Developed a machine learning-based system to detect epileptic seizures from EEG (electroencephalogram) signals, aiming to support early diagnosis and continuous patient monitoring. The project focused on extracting meaningful patterns from high-dimensional time-series brain signal data. Utilized Pandas and NumPy for data preprocessing, cleaning, and feature engineering, and applied Seaborn for exploratory data analysis and visualization of signal patterns and class distributions. Implemented multiple machine learning models using Scikit-learn, including Random Forest (RF), Gradient Boosting (GB), XGBoost, Support Vector Machine (SVM), and K-Nearest Neighbors (KNN) to compare performance across different algorithms. Performed comprehensive model evaluation using metrics such as accuracy, precision, recall, and F1-score to ensure robust and reliable detection. The final system demonstrated strong predictive capability and can be applied in real-time healthcare monitoring systems and clinical decision support tools.

Developed a time series forecasting model to analyze and predict employee retirement trends over time, supporting workforce planning and organizational decision-making. The project focused on identifying temporal patterns, seasonality, and long-term trends in retirement data. Utilized Pandas and NumPy for data preprocessing and time-series structuring, while Seaborn was used for exploratory data analysis and visualization of trends and seasonal patterns. Applied statistical modeling techniques using statsmodels, including Linear Regression and VARIMA (Vector Autoregressive Integrated Moving Average), to capture both univariate and multivariate temporal dependencies. Performed model evaluation using appropriate time-series metrics and residual analysis to ensure accuracy and reliability of forecasts. The resulting insights can assist organizations in proactive workforce management, succession planning, and policy development.

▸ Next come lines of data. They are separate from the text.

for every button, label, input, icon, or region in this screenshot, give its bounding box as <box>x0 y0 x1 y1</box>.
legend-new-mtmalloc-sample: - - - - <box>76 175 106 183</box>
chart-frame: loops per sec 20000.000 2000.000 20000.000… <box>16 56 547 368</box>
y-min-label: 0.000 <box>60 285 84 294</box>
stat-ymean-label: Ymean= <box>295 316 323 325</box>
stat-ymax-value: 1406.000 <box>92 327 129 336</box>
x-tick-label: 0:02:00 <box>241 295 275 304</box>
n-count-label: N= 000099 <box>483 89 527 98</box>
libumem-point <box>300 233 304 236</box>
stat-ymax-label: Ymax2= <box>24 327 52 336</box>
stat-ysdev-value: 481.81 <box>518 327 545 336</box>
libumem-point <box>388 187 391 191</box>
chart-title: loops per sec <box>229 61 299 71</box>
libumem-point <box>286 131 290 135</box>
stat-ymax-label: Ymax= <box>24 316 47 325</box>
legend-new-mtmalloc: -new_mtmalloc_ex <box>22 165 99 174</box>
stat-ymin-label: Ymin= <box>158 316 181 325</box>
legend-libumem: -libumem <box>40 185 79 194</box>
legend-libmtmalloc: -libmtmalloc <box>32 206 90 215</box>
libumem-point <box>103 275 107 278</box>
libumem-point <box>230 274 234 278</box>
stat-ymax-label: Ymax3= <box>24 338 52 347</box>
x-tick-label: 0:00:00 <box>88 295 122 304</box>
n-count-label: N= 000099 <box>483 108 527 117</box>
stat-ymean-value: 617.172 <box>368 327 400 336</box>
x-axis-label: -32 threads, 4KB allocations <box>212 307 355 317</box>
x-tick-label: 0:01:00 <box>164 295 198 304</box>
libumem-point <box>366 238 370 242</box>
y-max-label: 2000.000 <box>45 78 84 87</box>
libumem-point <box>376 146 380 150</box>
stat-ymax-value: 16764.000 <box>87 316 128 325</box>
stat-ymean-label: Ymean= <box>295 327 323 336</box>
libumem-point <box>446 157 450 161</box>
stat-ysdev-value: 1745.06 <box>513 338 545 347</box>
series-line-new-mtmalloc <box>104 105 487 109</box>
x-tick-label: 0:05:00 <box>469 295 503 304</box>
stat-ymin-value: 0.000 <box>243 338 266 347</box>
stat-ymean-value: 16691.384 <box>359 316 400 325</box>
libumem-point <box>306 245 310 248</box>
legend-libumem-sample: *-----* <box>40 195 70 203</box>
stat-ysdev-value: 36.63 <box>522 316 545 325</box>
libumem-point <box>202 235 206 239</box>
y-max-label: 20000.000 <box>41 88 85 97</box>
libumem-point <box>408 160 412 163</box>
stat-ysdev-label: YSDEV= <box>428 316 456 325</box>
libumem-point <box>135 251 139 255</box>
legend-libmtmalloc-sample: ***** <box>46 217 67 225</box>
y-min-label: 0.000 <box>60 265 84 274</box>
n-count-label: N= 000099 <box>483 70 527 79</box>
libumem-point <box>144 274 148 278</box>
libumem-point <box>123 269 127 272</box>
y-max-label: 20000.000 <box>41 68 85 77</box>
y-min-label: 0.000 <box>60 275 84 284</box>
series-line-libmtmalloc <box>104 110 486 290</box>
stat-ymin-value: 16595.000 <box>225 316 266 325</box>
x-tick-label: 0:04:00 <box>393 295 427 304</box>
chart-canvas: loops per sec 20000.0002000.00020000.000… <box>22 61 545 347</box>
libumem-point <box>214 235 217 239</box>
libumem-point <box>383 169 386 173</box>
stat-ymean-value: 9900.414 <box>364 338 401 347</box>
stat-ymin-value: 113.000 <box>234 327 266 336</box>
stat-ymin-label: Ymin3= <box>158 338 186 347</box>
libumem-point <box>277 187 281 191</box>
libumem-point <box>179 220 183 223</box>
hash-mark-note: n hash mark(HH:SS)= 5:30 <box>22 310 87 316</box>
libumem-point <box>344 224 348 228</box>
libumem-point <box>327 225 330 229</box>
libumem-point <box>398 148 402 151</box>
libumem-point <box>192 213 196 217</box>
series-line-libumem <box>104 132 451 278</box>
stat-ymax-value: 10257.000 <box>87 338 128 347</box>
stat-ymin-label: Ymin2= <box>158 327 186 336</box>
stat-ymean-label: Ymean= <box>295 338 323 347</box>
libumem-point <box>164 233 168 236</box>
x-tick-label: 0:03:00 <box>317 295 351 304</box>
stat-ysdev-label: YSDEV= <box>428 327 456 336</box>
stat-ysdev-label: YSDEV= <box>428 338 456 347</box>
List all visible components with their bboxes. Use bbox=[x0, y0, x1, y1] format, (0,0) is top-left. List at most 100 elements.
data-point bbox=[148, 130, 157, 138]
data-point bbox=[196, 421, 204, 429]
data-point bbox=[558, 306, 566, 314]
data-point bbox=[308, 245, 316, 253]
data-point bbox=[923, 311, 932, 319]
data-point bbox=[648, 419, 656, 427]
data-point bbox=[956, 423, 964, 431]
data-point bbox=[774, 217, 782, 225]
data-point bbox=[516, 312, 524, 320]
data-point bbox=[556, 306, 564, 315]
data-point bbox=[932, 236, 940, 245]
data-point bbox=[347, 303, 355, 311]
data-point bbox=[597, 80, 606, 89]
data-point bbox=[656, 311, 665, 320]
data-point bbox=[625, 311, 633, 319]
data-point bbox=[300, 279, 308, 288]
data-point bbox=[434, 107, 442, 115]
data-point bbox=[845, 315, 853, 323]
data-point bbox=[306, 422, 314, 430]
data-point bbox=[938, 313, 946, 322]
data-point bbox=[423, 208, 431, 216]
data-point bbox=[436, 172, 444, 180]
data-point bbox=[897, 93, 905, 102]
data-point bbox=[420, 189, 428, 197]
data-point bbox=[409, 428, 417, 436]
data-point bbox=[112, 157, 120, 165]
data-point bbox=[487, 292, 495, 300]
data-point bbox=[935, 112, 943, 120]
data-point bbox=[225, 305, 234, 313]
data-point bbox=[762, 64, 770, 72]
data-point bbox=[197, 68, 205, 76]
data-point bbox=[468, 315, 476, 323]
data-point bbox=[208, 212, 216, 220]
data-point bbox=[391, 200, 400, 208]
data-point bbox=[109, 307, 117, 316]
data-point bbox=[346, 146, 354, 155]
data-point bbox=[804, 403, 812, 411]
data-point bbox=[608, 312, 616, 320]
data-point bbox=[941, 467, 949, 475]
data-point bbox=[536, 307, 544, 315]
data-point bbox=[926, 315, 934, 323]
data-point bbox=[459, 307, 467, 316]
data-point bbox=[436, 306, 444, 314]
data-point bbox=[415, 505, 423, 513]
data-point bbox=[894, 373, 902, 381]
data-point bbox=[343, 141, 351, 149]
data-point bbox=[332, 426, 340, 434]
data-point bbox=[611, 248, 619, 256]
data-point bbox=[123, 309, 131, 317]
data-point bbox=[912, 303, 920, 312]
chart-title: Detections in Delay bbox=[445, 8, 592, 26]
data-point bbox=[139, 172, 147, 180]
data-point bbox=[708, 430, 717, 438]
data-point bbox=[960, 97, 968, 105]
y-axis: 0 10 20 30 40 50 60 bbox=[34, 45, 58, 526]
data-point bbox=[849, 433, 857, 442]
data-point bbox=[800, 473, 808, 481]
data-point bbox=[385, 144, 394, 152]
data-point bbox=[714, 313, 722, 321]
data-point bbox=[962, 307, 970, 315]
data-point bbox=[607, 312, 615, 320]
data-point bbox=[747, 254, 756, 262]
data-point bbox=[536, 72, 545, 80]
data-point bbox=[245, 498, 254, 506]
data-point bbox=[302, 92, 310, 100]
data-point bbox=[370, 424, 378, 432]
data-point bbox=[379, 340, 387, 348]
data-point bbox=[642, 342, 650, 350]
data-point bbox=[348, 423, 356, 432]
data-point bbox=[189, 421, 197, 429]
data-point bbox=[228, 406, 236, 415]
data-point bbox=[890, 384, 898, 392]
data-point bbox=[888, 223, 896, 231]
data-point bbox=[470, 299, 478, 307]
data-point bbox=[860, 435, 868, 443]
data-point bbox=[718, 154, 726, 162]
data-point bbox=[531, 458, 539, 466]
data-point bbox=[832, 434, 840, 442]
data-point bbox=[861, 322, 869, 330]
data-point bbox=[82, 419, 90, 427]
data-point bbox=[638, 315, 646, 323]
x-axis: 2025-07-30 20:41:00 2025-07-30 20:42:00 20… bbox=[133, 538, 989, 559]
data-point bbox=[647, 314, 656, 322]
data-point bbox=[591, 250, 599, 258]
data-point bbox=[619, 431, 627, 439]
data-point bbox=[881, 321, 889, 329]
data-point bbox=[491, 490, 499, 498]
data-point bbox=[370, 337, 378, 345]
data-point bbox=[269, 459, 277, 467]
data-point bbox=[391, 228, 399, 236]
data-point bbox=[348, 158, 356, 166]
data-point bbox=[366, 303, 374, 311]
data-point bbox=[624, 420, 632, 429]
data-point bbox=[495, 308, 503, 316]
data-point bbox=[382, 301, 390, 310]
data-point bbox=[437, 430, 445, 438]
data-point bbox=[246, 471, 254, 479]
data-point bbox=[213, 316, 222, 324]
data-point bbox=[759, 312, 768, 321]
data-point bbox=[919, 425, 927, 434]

I have developed a high-precision computational pipeline for retinal image analysis, focusing on the emerging field of oculomics. By leveraging advanced deep learning architectures, the project automates the segmentation of critical ocular structures such as the retinal vasculature, optic disc, and macula to identify non-invasive biomarkers for systemic and neurological health. The technical core of this work involves engineering robust feature extraction models to quantify morphological changes, including vessel tortuosity and the arteriole-to-venule ratio. These metrics are integrated into a predictive framework designed to detect early-stage indicators of cardiovascular and neurodegenerative conditions. By transforming fundus imaging into a comprehensive diagnostic tool, this research aims to bridge the gap between computer vision and personalized, preventative medicine, making high-level health screening more accessible and scalable.